When I started thinking about getting a new puppy, my wish list was pretty simple:
1) brave … “self-destructive brave” was how I phrased it in conversation … I wanted a pup who, like my last pup (Banner ’96), would go boldly where and when asked … no fear response, no lack of confidence, no questioning the sanity of the request … just brave. Later I thought about bravery as “overcoming fear” and decided what I really wanted was a puppy who had NO FEAR. I didn’t want a pup who had to be brave to overcome fear. I wanted a pup who said, “what’s there to be afraid of?” I adjusted my wish list to “unconcerned and confident.”
2) “I don’t want one of those pricked-eared, coyote-legged, black tri string beans.” Oh well … I’m madly in love with a pricked-eared, coyote-legged, black tri string bean, and loving every minute of it. Sooooo … back to the unconcerned and confident bit. <g>
It’s not that Bud and I don’t love our rescued, non-confident, fearful, or carsick dogs. We adore them.
But there’s something intoxicating about walking to the start line of agility, obedience, or rally, with a dog who has only has eyes for you, is unconcerned about people / dogs / gates / stewards / flooring / equipment / etc.
So you can imagine how pleased I am with Tempest’s teeter performance.
After Kory showed a lack of recognition for the teeter at his first show (Bud calls all contacts “walk up”) we decided it would make sense to use a separate name for the teeter.
I’ve always called it “teeter,” and all other contacts “walk,” but teeter sounds alot like “T” — and I use “T” as an attention-getting device when Tempest is working. “T” means look-at-me, check-in, pay-attention, etc.
So we settled on “Bang it!” We’ve both been doing “bang it!” exercises with our dogs 1-2 times a day.
My equipment layout for Tempest is simple … straight line from a pause table is a wing jump and 20 feet of empty floor to the teeter.
Exercise 1: the table exercise … criteria I’m rewarding includes a) move in front of me to the table, b) hop on without hesitation, c) turn and face me, d) lie down. When I approached this exercise the first time, with Tempest’s toy, he didn’t get the idea of behaving in such a specific way for the pleasure of tugging with his toy. So I put away the toy and brought out his string cheese and clicker — he got the behavior I wanted in just a few minutes. Now that he understands (as much as a 5-mo-old pup CAN understand) my criteria, I’ve brought out the toy again and reward for quick downs with excitement and release to the toy.

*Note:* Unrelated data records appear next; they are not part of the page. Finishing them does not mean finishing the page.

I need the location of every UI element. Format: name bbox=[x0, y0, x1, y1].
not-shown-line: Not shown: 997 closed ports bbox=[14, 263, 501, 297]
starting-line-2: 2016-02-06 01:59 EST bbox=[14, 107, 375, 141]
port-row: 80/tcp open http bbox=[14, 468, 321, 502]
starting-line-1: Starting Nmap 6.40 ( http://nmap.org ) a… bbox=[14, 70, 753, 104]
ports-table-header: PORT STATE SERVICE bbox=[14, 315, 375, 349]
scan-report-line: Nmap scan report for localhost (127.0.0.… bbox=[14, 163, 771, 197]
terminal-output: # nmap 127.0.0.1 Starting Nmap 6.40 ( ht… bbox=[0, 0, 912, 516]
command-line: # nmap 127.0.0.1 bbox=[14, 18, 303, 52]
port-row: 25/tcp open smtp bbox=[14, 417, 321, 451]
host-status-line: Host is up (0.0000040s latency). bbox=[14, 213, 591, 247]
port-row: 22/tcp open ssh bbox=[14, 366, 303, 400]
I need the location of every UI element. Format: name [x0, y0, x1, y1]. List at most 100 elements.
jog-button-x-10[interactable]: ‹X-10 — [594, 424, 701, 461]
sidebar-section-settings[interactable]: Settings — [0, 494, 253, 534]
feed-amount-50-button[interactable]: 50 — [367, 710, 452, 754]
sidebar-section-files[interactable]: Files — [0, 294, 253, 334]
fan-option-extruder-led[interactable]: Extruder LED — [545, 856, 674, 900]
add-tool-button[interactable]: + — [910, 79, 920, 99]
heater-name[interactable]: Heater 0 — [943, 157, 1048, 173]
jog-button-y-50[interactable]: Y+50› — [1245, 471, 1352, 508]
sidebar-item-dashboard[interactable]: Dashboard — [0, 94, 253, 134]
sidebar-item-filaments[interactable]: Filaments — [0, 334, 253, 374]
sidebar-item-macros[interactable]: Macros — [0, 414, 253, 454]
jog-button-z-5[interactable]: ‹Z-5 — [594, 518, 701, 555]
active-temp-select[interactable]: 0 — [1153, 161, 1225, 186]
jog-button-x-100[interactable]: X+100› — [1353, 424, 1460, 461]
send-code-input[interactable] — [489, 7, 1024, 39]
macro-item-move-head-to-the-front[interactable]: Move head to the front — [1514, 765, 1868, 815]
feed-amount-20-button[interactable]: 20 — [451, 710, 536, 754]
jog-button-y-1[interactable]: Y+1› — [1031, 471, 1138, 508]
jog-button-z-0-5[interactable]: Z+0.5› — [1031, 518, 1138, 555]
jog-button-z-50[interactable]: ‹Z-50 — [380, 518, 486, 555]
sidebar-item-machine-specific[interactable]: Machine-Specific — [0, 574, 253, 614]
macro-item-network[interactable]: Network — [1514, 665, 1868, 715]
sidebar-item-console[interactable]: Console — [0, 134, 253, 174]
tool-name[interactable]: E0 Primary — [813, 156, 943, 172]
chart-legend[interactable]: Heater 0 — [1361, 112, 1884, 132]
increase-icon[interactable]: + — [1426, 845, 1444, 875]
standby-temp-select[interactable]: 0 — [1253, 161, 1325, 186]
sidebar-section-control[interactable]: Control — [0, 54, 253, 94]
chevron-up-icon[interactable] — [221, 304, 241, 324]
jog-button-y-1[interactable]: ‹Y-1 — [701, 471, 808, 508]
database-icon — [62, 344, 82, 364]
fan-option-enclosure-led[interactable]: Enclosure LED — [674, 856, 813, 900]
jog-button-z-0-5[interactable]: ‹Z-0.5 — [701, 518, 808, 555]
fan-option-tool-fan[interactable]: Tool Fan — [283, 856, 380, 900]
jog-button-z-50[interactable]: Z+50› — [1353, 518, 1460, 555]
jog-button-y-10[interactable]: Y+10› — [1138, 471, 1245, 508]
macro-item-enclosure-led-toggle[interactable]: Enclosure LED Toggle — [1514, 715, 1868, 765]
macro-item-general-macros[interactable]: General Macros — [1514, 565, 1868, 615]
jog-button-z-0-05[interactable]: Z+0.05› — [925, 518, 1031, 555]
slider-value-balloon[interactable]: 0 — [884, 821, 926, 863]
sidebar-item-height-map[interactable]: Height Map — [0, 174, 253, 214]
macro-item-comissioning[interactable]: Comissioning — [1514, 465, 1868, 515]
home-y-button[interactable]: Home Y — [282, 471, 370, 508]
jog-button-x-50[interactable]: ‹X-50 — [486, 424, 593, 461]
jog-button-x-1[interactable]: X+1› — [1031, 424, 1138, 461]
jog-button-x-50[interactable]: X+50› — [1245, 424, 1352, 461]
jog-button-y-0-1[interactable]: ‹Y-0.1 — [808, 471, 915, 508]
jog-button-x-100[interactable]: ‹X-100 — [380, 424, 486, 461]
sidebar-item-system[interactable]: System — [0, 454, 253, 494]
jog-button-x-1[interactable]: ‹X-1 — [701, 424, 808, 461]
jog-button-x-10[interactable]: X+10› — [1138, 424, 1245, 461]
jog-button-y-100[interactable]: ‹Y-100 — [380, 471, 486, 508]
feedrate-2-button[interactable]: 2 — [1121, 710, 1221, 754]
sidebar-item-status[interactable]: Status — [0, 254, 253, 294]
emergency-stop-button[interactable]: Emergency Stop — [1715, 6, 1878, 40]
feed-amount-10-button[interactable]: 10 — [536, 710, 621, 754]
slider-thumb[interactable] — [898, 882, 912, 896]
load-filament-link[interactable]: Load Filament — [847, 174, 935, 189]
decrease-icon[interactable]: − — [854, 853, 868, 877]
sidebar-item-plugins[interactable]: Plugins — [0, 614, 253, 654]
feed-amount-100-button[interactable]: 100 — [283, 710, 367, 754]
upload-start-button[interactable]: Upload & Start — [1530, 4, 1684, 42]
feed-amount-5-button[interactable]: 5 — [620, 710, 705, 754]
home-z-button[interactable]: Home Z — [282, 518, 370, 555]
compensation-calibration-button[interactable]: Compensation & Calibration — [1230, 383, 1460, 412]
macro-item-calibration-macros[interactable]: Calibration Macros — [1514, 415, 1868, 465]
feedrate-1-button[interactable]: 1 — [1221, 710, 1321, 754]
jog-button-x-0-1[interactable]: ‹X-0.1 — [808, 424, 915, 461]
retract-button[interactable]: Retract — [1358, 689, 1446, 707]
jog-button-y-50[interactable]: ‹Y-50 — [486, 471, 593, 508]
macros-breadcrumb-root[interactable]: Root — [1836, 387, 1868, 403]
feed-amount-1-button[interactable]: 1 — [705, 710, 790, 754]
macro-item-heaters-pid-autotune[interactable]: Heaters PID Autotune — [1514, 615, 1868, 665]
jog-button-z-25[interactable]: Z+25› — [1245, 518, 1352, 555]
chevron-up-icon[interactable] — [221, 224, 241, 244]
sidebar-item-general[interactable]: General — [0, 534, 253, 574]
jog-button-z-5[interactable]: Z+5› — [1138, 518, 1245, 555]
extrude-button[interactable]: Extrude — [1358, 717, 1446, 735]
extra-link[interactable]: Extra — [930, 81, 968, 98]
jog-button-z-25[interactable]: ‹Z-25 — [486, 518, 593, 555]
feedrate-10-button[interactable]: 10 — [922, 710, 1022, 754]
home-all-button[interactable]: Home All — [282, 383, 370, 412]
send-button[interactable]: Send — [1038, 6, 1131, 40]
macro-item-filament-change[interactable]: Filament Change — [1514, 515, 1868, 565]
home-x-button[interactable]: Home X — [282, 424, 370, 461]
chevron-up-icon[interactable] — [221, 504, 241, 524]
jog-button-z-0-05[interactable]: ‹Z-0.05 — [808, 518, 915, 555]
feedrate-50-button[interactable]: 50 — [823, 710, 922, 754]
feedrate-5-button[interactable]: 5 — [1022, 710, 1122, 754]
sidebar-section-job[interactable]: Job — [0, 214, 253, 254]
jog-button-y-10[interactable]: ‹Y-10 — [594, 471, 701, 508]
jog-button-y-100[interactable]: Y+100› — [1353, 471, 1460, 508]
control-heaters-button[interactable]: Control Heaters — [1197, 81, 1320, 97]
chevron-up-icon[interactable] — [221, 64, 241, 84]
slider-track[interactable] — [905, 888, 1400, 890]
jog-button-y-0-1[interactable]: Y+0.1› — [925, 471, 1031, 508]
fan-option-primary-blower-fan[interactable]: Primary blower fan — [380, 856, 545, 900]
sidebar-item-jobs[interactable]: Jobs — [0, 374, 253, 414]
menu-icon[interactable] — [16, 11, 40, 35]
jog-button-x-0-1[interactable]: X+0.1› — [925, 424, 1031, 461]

Exercise 2: the stay exercise … criteria I’m rewarding include, a) lying down or sitting for a stay, b) staying in a nice-tucked posture — no slouchy sits, no floppy downs, c) an implied stay, that is, if I say sit or down I expect you to maintain that position until I give you more information. He’s had a couple of training sessions on stay, learning to let me walk away, walk around him, or stand beside him — in a sit or down.

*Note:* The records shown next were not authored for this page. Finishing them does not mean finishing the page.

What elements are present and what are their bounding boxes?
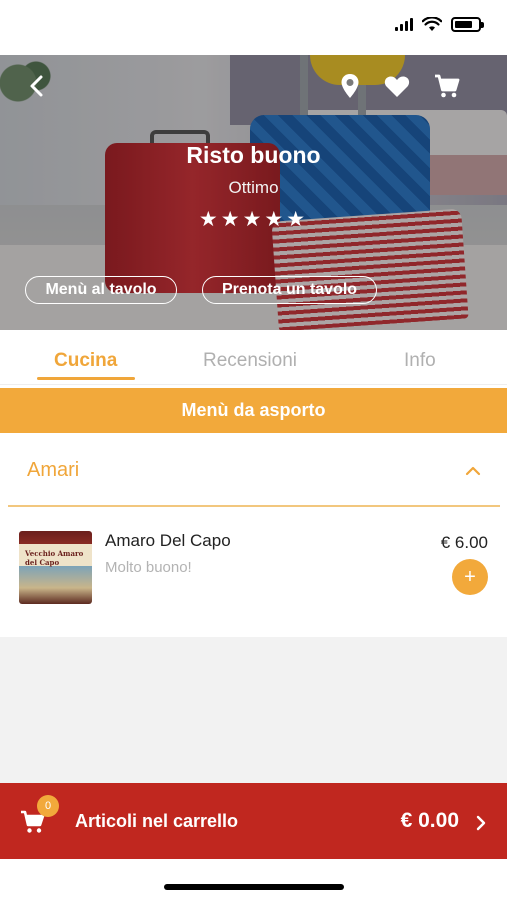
signal-icon xyxy=(395,18,413,31)
heart-icon[interactable] xyxy=(382,71,412,101)
category-title: Amari xyxy=(27,459,80,481)
status-icons xyxy=(395,17,484,32)
restaurant-hero: Risto buono Ottimo ★★★★★ Menù al tavolo … xyxy=(0,55,507,330)
chevron-up-icon[interactable] xyxy=(465,463,481,479)
product-image: Vecchio Amaro del Capo xyxy=(19,531,92,604)
cart-count-badge: 0 xyxy=(37,795,59,817)
empty-area xyxy=(0,637,507,783)
star-rating: ★★★★★ xyxy=(198,208,309,231)
back-icon[interactable] xyxy=(24,73,50,99)
cart-bar[interactable]: 0 Articoli nel carrello € 0.00 xyxy=(0,783,507,859)
item-name: Amaro Del Capo xyxy=(105,531,231,550)
cart-total: € 0.00 xyxy=(400,809,459,832)
cart-icon[interactable] xyxy=(432,71,462,101)
add-to-cart-button[interactable]: + xyxy=(452,559,488,595)
chevron-right-icon xyxy=(476,815,486,831)
battery-icon xyxy=(451,17,484,32)
wifi-icon xyxy=(422,17,442,31)
restaurant-name: Risto buono xyxy=(186,142,321,168)
active-tab-indicator xyxy=(37,377,135,380)
category-header-amari[interactable]: Amari xyxy=(0,433,507,507)
item-description: Molto buono! xyxy=(105,559,192,576)
tab-cucina[interactable]: Cucina xyxy=(54,350,117,372)
hero-toolbar xyxy=(0,55,507,115)
tab-recensioni[interactable]: Recensioni xyxy=(203,350,297,372)
plus-icon: + xyxy=(464,566,476,588)
restaurant-subtitle: Ottimo xyxy=(228,178,279,197)
menu-table-button[interactable]: Menù al tavolo xyxy=(25,276,177,304)
tab-bar: Cucina Recensioni Info xyxy=(0,336,507,384)
location-pin-icon[interactable] xyxy=(335,71,365,101)
book-table-button[interactable]: Prenota un tavolo xyxy=(202,276,377,304)
item-price: € 6.00 xyxy=(440,533,488,552)
menu-type-banner: Menù da asporto xyxy=(0,388,507,433)
home-indicator[interactable] xyxy=(164,884,344,890)
status-bar xyxy=(0,0,507,55)
cart-label: Articoli nel carrello xyxy=(75,811,239,831)
menu-item: Vecchio Amaro del Capo Amaro Del Capo Mo… xyxy=(0,507,507,637)
tab-info[interactable]: Info xyxy=(404,350,436,372)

Exercise 3: the lead out … criteria I’m rewarding include the stay criteria above, plus a) recognition of my release word, b) excited and vigorous dismount of the table, and c) coming to me across the jump.
Exercise 4: bang-it! … criteria I’m rewarding include, a) approaching the teeter from a wide variety of positions (Tempest puts himself on the teeter, from straight on, from the side, etc.), b) controlling the board’s tip, c) moving boldly to the high end of the teeter and riding it down, d) freezing in position as the board drops, e) stepping off the board with 2 front feet and freezing in his 2-on-2-off position.

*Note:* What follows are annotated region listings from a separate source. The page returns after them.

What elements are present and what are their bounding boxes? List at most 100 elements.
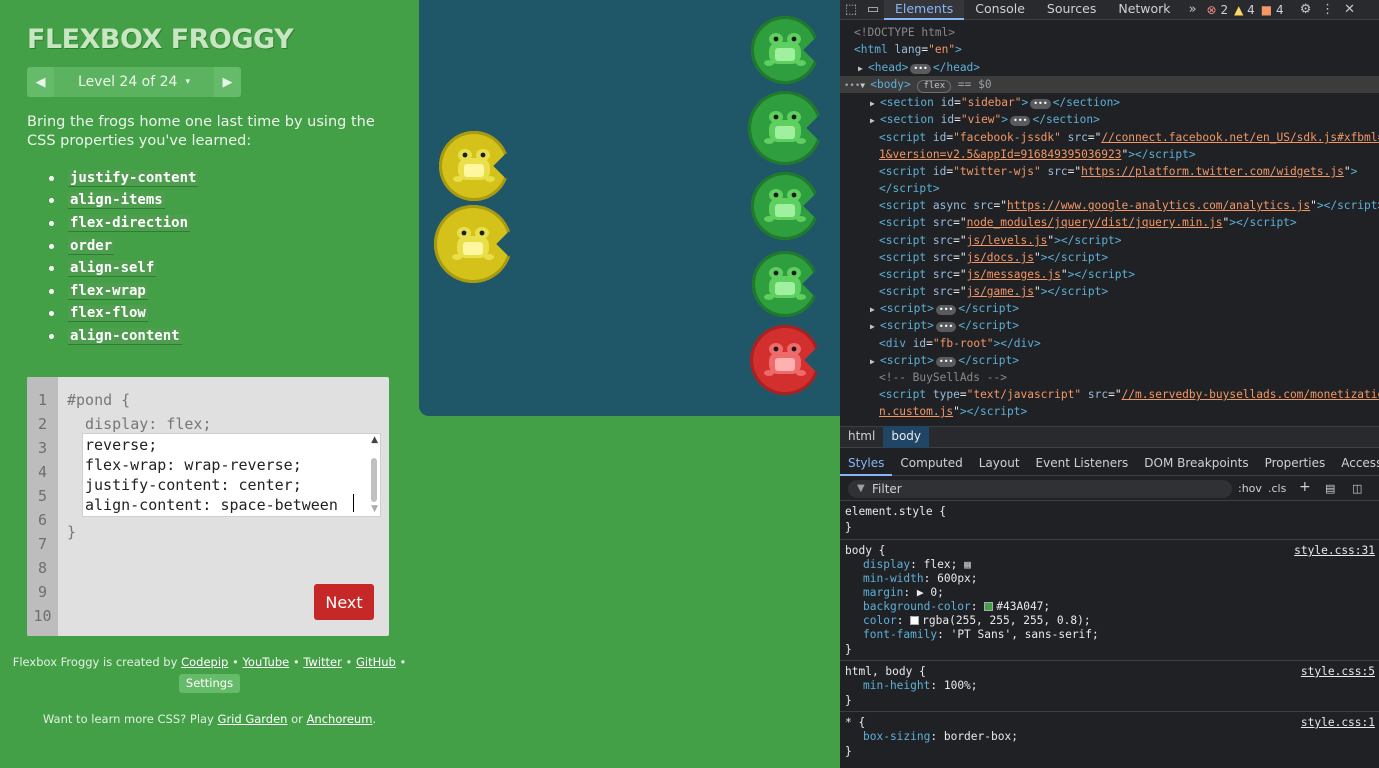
textarea-scrollbar[interactable]: ▲ ▼ (367, 434, 380, 516)
css-property[interactable]: font-family: 'PT Sans', sans-serif; (863, 628, 1099, 642)
github-link[interactable]: GitHub (356, 655, 396, 669)
rule-source-link[interactable]: style.css:1 (1301, 716, 1375, 730)
expand-arrow-icon[interactable]: ▶ (870, 95, 880, 112)
issue-count[interactable]: ■ 4 (1258, 3, 1287, 17)
script-link[interactable]: node_modules/jquery/dist/jquery.min.js (967, 216, 1223, 229)
rule-source-link[interactable]: style.css:5 (1301, 665, 1375, 679)
error-count[interactable]: ⊗ 2 (1204, 3, 1232, 17)
paint-icon[interactable]: ▤ (1325, 482, 1335, 495)
dom-node[interactable]: ▶ <script> ••• </script> (840, 300, 1379, 317)
tab-event-listeners[interactable]: Event Listeners (1028, 452, 1137, 476)
flex-badge[interactable]: flex (917, 80, 952, 93)
more-tabs-icon[interactable]: » (1182, 2, 1204, 17)
filter-input[interactable]: ▼ Filter (848, 480, 1232, 498)
class-toggle[interactable]: .cls (1268, 482, 1286, 495)
tab-network[interactable]: Network (1107, 0, 1181, 20)
dom-node[interactable]: <!DOCTYPE html> (840, 24, 1379, 41)
tab-styles[interactable]: Styles (840, 452, 893, 476)
property-flex-flow[interactable]: flex-flow (68, 305, 148, 323)
youtube-link[interactable]: YouTube (242, 655, 289, 669)
property-flex-direction[interactable]: flex-direction (68, 214, 191, 232)
scroll-down-icon[interactable]: ▼ (371, 504, 378, 514)
dom-node[interactable]: ▶ <script> ••• </script> (840, 352, 1379, 369)
expand-arrow-icon[interactable]: ▶ (870, 112, 880, 129)
grid-garden-link[interactable]: Grid Garden (218, 712, 288, 726)
script-link[interactable]: js/messages.js (967, 268, 1061, 281)
tab-elements[interactable]: Elements (884, 0, 965, 20)
next-button[interactable]: Next (314, 584, 374, 620)
css-property[interactable]: background-color: #43A047; (863, 600, 1050, 614)
anchoreum-link[interactable]: Anchoreum (307, 712, 373, 726)
warning-count[interactable]: ▲ 4 (1231, 3, 1258, 17)
css-property[interactable]: display: flex; ▦ (863, 558, 971, 572)
property-align-content[interactable]: align-content (68, 327, 182, 345)
property-align-self[interactable]: align-self (68, 260, 157, 278)
property-align-items[interactable]: align-items (68, 192, 165, 210)
dom-node[interactable]: <script src="js/docs.js"></script> (840, 249, 1379, 266)
tab-properties[interactable]: Properties (1257, 452, 1334, 476)
ellipsis-icon[interactable]: ••• (935, 322, 957, 332)
scroll-up-icon[interactable]: ▲ (371, 435, 378, 445)
css-property[interactable]: min-width: 600px; (863, 572, 978, 586)
tab-console[interactable]: Console (964, 0, 1036, 20)
property-order[interactable]: order (68, 237, 115, 255)
device-toolbar-icon[interactable]: ▭ (862, 2, 884, 17)
color-swatch[interactable] (910, 616, 920, 625)
dom-node[interactable]: <html lang="en"> (840, 41, 1379, 58)
collapse-arrow-icon[interactable]: ▼ (860, 77, 870, 94)
twitter-link[interactable]: Twitter (303, 655, 342, 669)
script-link[interactable]: 1&version=v2.5&appId=916849395036923 (879, 148, 1121, 161)
dom-node[interactable]: <script async src="https://www.google-an… (840, 197, 1379, 214)
dom-node[interactable]: 1&version=v2.5&appId=916849395036923"></… (840, 146, 1379, 163)
script-link[interactable]: //connect.facebook.net/en_US/sdk.js#xfbm… (1101, 131, 1379, 144)
tab-computed[interactable]: Computed (892, 452, 970, 476)
scroll-thumb[interactable] (371, 458, 377, 502)
breadcrumb-html[interactable]: html (840, 426, 883, 448)
tab-sources[interactable]: Sources (1036, 0, 1107, 20)
ellipsis-icon[interactable]: ••• (910, 64, 931, 74)
dom-node[interactable]: </script> (840, 180, 1379, 197)
expand-arrow-icon[interactable]: ▶ (870, 318, 880, 335)
dom-node[interactable]: <!-- BuySellAds --> (840, 369, 1379, 386)
sidebar-toggle-icon[interactable]: ◫ (1352, 482, 1362, 495)
script-link[interactable]: js/game.js (967, 285, 1034, 298)
script-link[interactable]: n.custom.js (879, 405, 953, 418)
prev-level-arrow-icon[interactable]: ◀ (27, 67, 54, 97)
close-icon[interactable]: ✕ (1339, 2, 1361, 17)
dom-node[interactable]: ▶ <section id="sidebar"> ••• </section> (840, 94, 1379, 111)
script-link[interactable]: https://www.google-analytics.com/analyti… (1007, 199, 1310, 212)
property-flex-wrap[interactable]: flex-wrap (68, 282, 148, 300)
settings-button[interactable]: Settings (178, 674, 241, 693)
ellipsis-icon[interactable]: ••• (935, 357, 957, 367)
dom-node[interactable]: ▶ <section id="view"> ••• </section> (840, 111, 1379, 128)
add-rule-icon[interactable]: + (1299, 479, 1311, 495)
inspect-element-icon[interactable]: ⬚ (840, 2, 862, 17)
tab-accessibility[interactable]: Accessibility (1333, 452, 1379, 476)
dom-node[interactable]: <script type="text/javascript" src="//m.… (840, 386, 1379, 403)
ellipsis-icon[interactable]: ••• (1030, 99, 1051, 109)
script-link[interactable]: js/docs.js (967, 251, 1034, 264)
dom-node[interactable]: <script src="js/game.js"></script> (840, 283, 1379, 300)
css-property[interactable]: min-height: 100%; (863, 679, 978, 693)
hover-state-toggle[interactable]: :hov (1238, 482, 1262, 495)
expand-arrow-icon[interactable]: ▶ (870, 353, 880, 370)
level-indicator[interactable]: Level 24 of 24 ▾ (54, 67, 214, 97)
dom-node[interactable]: ▶ <script> ••• </script> (840, 317, 1379, 334)
expand-arrow-icon[interactable]: ▶ (858, 60, 868, 77)
expand-arrow-icon[interactable]: ▶ (870, 301, 880, 318)
flexbox-editor-icon[interactable]: ▦ (964, 558, 971, 571)
script-link[interactable]: //m.servedby-buysellads.com/monetizatio (1122, 388, 1379, 401)
dom-node[interactable]: <script id="twitter-wjs" src="https://pl… (840, 163, 1379, 180)
next-level-arrow-icon[interactable]: ▶ (214, 67, 241, 97)
color-swatch[interactable] (984, 602, 994, 611)
kebab-menu-icon[interactable]: ⋮ (1317, 2, 1339, 17)
code-textarea[interactable]: reverse; flex-wrap: wrap-reverse; justif… (82, 433, 381, 517)
codepip-link[interactable]: Codepip (181, 655, 228, 669)
css-property[interactable]: color: rgba(255, 255, 255, 0.8); (863, 614, 1091, 628)
tab-dom-breakpoints[interactable]: DOM Breakpoints (1136, 452, 1256, 476)
ellipsis-icon[interactable]: ••• (935, 305, 957, 315)
property-justify-content[interactable]: justify-content (68, 169, 199, 187)
css-property[interactable]: box-sizing: border-box; (863, 730, 1018, 744)
ellipsis-icon[interactable]: ••• (1010, 116, 1031, 126)
script-link[interactable]: js/levels.js (967, 234, 1048, 247)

I forward chain the complete sequence. First we do a couple of table exercises. Then a couple of stay exercises, leading out a few feet, then walking around the jump, always returning to Tempest to reward him for staying.
After a few of these exercises, I have Tempest go to the pause table and lie down. I say “stay” and walk away.
My goal is to walk to the descent of the teeter but, if Tempest anticipates the release I calmly turn and, without recrimination, return to the table.
It usually takes a couple of tries but he’s always solid on the third or fourth lead out, so I’m confident he’s getting the idea that stay means stay, regardless of where I go.
I walk out to the descent of the teeter, turn a face him, stick my lead hand in front of his path (as a target and an indication that he’ll end his work there), and cue him “T – bang it!”
He comes boldly across the jump, runs with decent speed to the teeter, runs up the teeter, bangs it down, sticks his 2-0-2-0, and freezes. I toss the toy ahead of him, give him his release word (“Yes!”) and let him play with his toy.
I’m pretty excited about this from a puppy.
At mealtimes we’re working on heeling. Not long distances, but with good attention and some precise movement. A few 180’s, some stops and starts, and backing up when he forges towards his meal.